MOSCOU, 8 novembre - RIA Novosti. Il est prévu de légaliser (amnistier) en 2006 en Russie les travailleurs immigrés illégaux, citoyens des pays-membres de la Communauté des Etats indépendants (CEI), a déclaré mardi devant les journalistes à Moscou Viatcheslav Postavnine, responsable du Service fédéral des Migrations.
"Cette expérience sera lancée au début dans huit régions de la Fédération de Russie, et, si tout se passe comme prévu, près d'un million de citoyens des Etats de la CEI seront alors légalisés", a fait savoir Viatcheslav Postavnine.
Or, a précisé le porte-parole du Service fédéral des Migrations, les délais exacts de cette future légalisation ne sont pas encore définis, et le travail qui se fait à l'heure actuelle vise la création d'une base législative appropriée.
Quoi qu'il en soit, a fait remarquer Viatcheslav Postavnine, il ne s'agit là que de travailleurs immigrés illégaux qui ne sont impliqués dans aucun crime de droit commun.
Commentant les troubles de l'ordre public de ces derniers temps en France, le représentant du Service fédéral des Migrations a noté que le problème des travailleurs immigrés était sans doute plus grave et plus ancien en France qu'en Russie.
"Je pense que ces troubles sont provoqués par le chômage qui touche les immigrés et le fait même que ces derniers ne sont toujours pas intégrés dans la société française. Cela s'explique selon moi par le conservatisme de la société française, ainsi que par l'absence de conditions indispensables à l'intégration de ces immigrés dans la société", a-t-il relevé.
C'est la guerre en Irak qui a servi de détonateur à ces désordres, a estimé Viatcheslav Postavnine.
"Pour ce qui est de la Russie, dans notre situation, nous avons affaire à des gens qui nous sont beaucoup plus proches par la culture, par l'histoire et même par la religion.

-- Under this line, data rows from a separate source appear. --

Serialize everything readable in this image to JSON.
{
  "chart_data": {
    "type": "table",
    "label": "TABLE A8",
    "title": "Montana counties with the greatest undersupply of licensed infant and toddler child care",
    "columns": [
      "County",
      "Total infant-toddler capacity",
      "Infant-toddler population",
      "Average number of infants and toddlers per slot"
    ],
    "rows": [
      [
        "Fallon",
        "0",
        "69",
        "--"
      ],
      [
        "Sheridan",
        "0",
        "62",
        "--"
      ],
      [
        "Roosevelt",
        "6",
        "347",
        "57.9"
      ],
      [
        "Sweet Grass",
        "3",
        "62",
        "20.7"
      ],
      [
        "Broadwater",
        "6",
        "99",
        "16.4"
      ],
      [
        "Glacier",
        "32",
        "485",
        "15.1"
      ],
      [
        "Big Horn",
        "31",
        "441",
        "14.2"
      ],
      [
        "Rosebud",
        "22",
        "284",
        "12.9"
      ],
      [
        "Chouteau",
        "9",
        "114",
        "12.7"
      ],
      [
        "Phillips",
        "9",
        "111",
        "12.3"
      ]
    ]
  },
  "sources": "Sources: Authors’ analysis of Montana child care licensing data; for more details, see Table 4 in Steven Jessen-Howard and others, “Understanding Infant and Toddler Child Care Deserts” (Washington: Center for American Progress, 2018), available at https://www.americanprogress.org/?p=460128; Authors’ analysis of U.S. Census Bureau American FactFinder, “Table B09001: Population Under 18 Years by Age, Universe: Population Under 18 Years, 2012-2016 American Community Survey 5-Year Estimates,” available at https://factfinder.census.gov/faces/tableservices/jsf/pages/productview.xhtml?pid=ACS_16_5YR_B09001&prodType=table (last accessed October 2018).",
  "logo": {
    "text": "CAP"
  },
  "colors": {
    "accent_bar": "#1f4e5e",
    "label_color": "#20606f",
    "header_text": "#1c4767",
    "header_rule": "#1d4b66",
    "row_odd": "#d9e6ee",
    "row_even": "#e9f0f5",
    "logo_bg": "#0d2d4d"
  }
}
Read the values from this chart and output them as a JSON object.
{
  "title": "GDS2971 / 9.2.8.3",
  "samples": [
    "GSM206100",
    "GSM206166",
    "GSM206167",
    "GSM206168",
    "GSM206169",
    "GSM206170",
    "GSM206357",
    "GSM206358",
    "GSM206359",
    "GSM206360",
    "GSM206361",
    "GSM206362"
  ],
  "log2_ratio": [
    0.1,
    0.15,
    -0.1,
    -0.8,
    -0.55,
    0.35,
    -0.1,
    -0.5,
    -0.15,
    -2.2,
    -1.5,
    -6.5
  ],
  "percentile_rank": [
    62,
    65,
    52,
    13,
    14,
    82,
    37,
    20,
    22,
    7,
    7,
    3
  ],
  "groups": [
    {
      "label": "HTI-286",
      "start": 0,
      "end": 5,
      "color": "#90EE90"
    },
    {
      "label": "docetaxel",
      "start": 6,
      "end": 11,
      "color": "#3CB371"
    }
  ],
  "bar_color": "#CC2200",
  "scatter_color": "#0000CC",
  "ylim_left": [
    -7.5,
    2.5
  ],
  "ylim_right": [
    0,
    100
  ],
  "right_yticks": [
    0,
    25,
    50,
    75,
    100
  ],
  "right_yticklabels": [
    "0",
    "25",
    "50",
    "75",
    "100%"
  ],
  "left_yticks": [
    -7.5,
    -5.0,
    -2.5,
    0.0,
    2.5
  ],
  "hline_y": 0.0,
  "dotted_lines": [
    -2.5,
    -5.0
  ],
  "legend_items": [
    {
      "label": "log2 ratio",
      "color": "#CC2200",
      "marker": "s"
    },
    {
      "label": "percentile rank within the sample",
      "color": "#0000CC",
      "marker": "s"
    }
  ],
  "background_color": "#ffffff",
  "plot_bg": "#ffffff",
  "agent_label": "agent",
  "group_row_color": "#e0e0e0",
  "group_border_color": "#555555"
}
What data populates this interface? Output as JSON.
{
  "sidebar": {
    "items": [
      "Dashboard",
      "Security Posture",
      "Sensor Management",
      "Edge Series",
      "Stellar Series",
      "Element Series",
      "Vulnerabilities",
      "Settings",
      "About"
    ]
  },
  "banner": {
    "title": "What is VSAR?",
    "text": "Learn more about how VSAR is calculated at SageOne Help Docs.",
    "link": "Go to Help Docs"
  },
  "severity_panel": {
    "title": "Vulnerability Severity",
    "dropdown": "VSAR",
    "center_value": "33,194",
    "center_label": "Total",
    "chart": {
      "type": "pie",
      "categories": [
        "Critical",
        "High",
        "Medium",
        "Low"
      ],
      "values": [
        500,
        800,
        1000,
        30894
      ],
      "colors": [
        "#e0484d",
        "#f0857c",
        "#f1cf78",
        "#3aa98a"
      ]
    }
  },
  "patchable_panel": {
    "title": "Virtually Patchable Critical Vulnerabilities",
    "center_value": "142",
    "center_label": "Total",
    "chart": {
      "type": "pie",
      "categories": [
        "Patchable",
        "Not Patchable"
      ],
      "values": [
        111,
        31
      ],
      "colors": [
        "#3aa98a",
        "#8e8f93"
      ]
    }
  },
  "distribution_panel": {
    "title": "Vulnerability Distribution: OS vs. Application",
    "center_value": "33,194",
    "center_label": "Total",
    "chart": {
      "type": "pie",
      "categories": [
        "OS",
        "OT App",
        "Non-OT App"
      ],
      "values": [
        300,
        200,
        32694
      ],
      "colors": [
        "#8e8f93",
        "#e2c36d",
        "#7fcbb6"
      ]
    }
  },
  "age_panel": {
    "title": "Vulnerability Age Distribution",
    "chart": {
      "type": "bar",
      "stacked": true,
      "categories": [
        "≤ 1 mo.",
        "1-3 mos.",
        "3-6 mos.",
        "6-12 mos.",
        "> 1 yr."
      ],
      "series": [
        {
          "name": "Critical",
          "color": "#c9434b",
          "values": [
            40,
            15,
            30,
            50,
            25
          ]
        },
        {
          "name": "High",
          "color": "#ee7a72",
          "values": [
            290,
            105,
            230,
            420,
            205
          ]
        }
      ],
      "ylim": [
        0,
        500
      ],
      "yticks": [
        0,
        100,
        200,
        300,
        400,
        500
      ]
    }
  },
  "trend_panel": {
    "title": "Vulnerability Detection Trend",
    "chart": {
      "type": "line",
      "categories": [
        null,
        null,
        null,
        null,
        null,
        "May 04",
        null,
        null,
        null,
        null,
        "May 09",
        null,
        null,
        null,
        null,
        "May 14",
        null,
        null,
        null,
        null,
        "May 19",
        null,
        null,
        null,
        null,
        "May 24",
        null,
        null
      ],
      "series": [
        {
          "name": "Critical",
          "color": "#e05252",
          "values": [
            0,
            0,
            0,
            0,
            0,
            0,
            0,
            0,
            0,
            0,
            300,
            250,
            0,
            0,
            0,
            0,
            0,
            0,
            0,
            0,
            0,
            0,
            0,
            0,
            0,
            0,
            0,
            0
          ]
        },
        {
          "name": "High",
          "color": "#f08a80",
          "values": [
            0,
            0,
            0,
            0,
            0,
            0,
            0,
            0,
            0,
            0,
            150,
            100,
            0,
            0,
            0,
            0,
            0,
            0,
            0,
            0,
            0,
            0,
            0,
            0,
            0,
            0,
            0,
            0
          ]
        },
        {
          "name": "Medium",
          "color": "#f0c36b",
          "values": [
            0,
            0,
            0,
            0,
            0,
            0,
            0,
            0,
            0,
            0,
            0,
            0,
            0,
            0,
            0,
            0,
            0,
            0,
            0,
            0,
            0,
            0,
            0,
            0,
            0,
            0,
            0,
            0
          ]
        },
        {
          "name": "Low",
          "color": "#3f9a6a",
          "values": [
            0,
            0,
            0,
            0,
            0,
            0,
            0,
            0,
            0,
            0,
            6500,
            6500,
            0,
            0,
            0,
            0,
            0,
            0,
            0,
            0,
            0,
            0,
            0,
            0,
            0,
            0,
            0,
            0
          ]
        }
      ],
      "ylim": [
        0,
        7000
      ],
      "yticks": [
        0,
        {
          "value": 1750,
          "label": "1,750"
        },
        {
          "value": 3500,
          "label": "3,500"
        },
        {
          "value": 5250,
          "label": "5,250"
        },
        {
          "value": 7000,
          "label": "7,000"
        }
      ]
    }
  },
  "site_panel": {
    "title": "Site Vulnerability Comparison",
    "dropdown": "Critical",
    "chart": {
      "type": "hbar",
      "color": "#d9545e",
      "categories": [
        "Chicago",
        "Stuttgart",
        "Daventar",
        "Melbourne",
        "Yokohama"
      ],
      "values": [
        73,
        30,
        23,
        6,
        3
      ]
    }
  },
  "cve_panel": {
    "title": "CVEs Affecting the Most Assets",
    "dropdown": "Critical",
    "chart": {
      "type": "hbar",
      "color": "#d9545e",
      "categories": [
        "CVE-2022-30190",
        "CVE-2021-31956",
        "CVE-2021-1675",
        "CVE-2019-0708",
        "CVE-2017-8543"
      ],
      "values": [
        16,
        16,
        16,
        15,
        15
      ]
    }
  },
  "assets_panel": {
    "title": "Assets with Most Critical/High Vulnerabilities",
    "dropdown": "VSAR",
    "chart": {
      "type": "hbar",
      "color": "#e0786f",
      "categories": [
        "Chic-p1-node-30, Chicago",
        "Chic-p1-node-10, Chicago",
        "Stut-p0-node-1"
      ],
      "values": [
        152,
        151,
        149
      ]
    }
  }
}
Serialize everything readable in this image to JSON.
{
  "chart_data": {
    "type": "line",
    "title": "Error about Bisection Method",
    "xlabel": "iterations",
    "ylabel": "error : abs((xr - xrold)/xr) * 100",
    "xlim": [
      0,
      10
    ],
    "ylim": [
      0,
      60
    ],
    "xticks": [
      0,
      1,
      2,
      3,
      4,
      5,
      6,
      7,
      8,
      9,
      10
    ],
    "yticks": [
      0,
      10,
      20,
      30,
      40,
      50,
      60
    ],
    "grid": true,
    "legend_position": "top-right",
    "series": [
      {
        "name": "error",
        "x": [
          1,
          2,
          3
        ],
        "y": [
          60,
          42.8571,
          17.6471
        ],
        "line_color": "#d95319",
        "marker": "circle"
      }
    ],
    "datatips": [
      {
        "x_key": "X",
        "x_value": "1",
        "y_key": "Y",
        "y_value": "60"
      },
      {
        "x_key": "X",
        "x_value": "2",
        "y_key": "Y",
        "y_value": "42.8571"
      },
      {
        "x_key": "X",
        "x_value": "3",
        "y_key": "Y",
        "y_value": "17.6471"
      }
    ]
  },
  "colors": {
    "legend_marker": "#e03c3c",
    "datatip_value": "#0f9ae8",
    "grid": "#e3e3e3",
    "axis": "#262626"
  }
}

Somme toute, la Russie est sans doute le pays le plus tolérant, et là, nous pourrions certes servir d'exemple au monde entier", a-t-il dit.
Néanmoins, le président du Conseil de la Fédération (Chambre haute du Parlement russe), Sergueï Mironov, n'exclut pas, pour sa part, que des actes de vandalisme que l'on observe déjà depuis plus d'une dizaine de jours en France puissent éclater dans d'autres pays d'Europe et même en Russie.
Selon Sergueï Mironov, les violences perpétrées en France incitent une fois de plus tant les pays occidentaux que la Russie à prendre en charge les problèmes liés à l'immigration.
"La conclusion s'impose d'elle-même - la Russie doit s'atteler de toute urgence à trouver une solution à ses problèmes démographiques et ce, non pas par le biais d'une augmentation du nombre d'immigrés dans le pays", a déclaré le président de la Chambre haute du Parlement russe.
La Russie ne doit pas résoudre le problème de la pénurie de main-d'œuvre, en recourant à des immigrés, aux personnes venant d'autres pays, même s'il s'agit de citoyens des pays-membres de la CEI, telle est la conviction profonde de Sergueï Mironov. L'expérience de la France en la matière est plus que déplorable, a-t-il indiqué.
Evaluant l'action des organes de l'ordre de France, Sergueï Mironov a estimé qu'ils ne s'acquittaient pas toujours de leur tâche.
"Les violences font rage depuis déjà environ deux semaines, ce qui prouve que les structures de maintien de l'ordre public en Europe ne sont tout simplement pas capables de remplir les tâches qui leur incombent", a-t-il fait remarquer.
D'après le directeur de l'Institut d'analyse et d'évaluations stratégiques, Sergueï Oznobichtchev, les événements tragiques de ces derniers jours en France et en Belgique n'ont pas été planifiés, mais préparés tout au long de l'évolution de la société occidentale où une tension immense s'est accumulée au fil des années, tension qui repose sur l'écart abyssal entre les populations les plus riches et les plus pauvres, et sur la différence dans les droits effectifs entre les populations de souche et les immigrés.
Pour désamorcer la "crise des banlieues", un très sérieux programme socio-économique est nécessaire, a indiqué l'expert dans un entretien téléphonique avec RIA Novosti.
"Quoi qu'il en soit, le problème provient du fait que les gens issus des pays musulmans ne s'assimilent généralement que très difficilement à la société occidentale. La plupart du temps, ils continuent de vivre au sein de leur communauté très fermée et selon leurs propres lois. Il est évidemment encore tôt de parler d'une guerre de civilisations, mais on assiste déjà bien ici à un certain élément d'une rupture entre civilisations, et la nécessité de surmonter ladite rupture constitue un grand défi tant pour l'Ouest que pour l'Est", a dit en conclusion Sergueï Oznobichtchev.